The ECJ ruling became effective immediately and the European Commission said it would continue to work with the United States on a revamped data transfer deal to fill the void.
“In the light of the ruling, we will continue this work towards a new and safe framework for the transfer of personal data across the Atlantic,” Commission Vice President Frans Timmermans told a news conference.
Without Safe Harbor, the United States loses its status in the EU as a country that provides “adequate protection” for personal data.
The EU has granted that status to only 11 countries worldwide. For transfers to any other country, such as Japan, companies have to draw up contracts establishing privacy protections between groups or seek approval from data protection authorities, something they will now be required to do for transfers to the United States.
“The EU’s highest court has pulled the rug under the feet of thousands of companies that have been relying on Safe Harbor,” said Monika Kuschewsky, special counsel at law firm Covington. “All these companies are now forced to find an alternative mechanism for their data transfers to the U.S.”
The group of EU data protection authorities, known as the Article 29 Working Party (WP29), said it would hold discussions this week to “determine the consequences on transfers” of data and schedule an extraordinary meeting shortly.
It is too early to say whether companies left in the lurch by the annulment of Safe Harbor and without any alternatives will be given a grace period by data protection authorities, a spokeswoman for the WP29 said.
The court case stemmed from a complaint by Austrian law student Max Schrems, who challenged Facebook’s transfers of European users’ data to its American servers because of the risk of U.S. snooping, in light of Snowden’s revelations in 2013.
The European Commission separately demanded a review of Safe Harbor to ensure that U.S. authorities’ access to Europeans’ data would be proportionate and limited to what is absolutely necessary.
Washington and Brussels have been in talks for two years to strengthen Safe Harbor in a way that could allay Europe’s privacy concerns, and Tuesday’s judgment heaps pressure on the Commission to accelerate the talks.
“The Court put pretty high standards on a new Safe Harbor,” Kuschewsky said.

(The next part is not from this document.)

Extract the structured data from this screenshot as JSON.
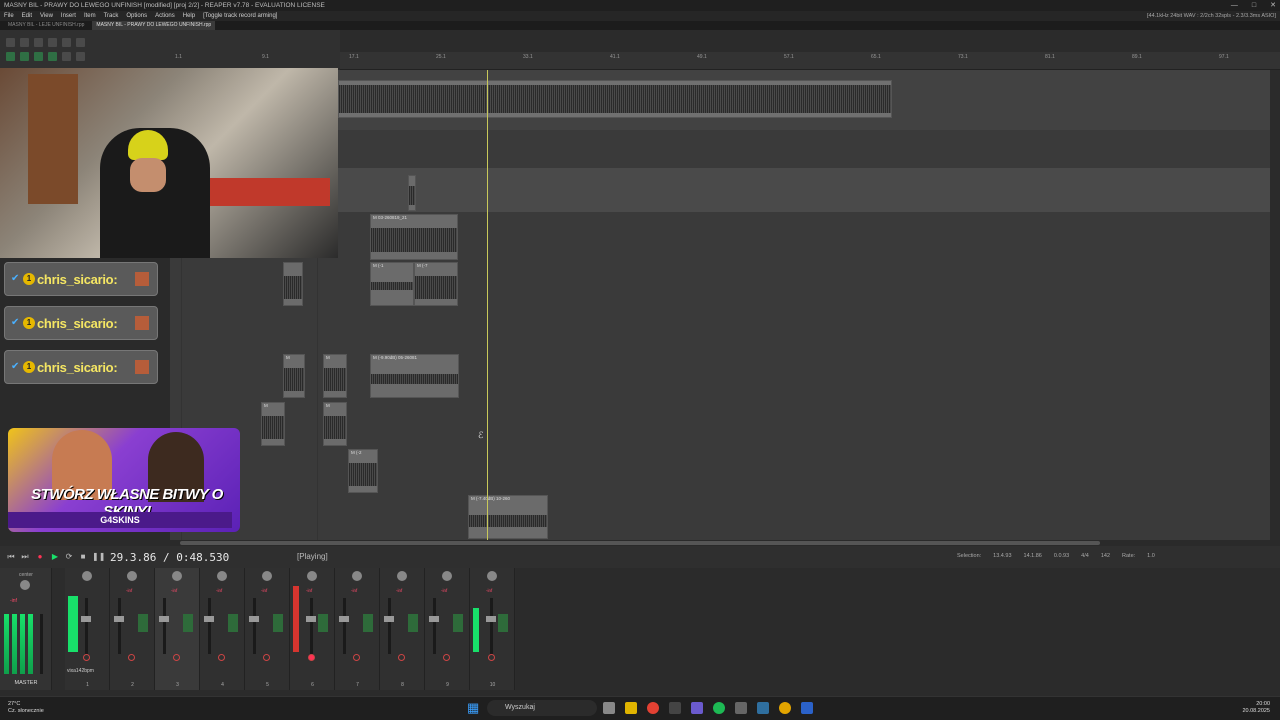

Schrems filed his complaint to the Irish Data Protection Commissioner, as Facebook’s European headquarters is in Ireland. The case eventually wound its way up to the Luxembourg-based ECJ, which was asked to rule on whether national data privacy watchdogs could unilaterally suspend the Safe Harbor framework if they had concerns about U.S. privacy safeguards.
“The judgment makes it clear that U.S. businesses cannot simply aid U.S. espionage efforts in violation of European fundamental rights,” said 28-year-old Schrems.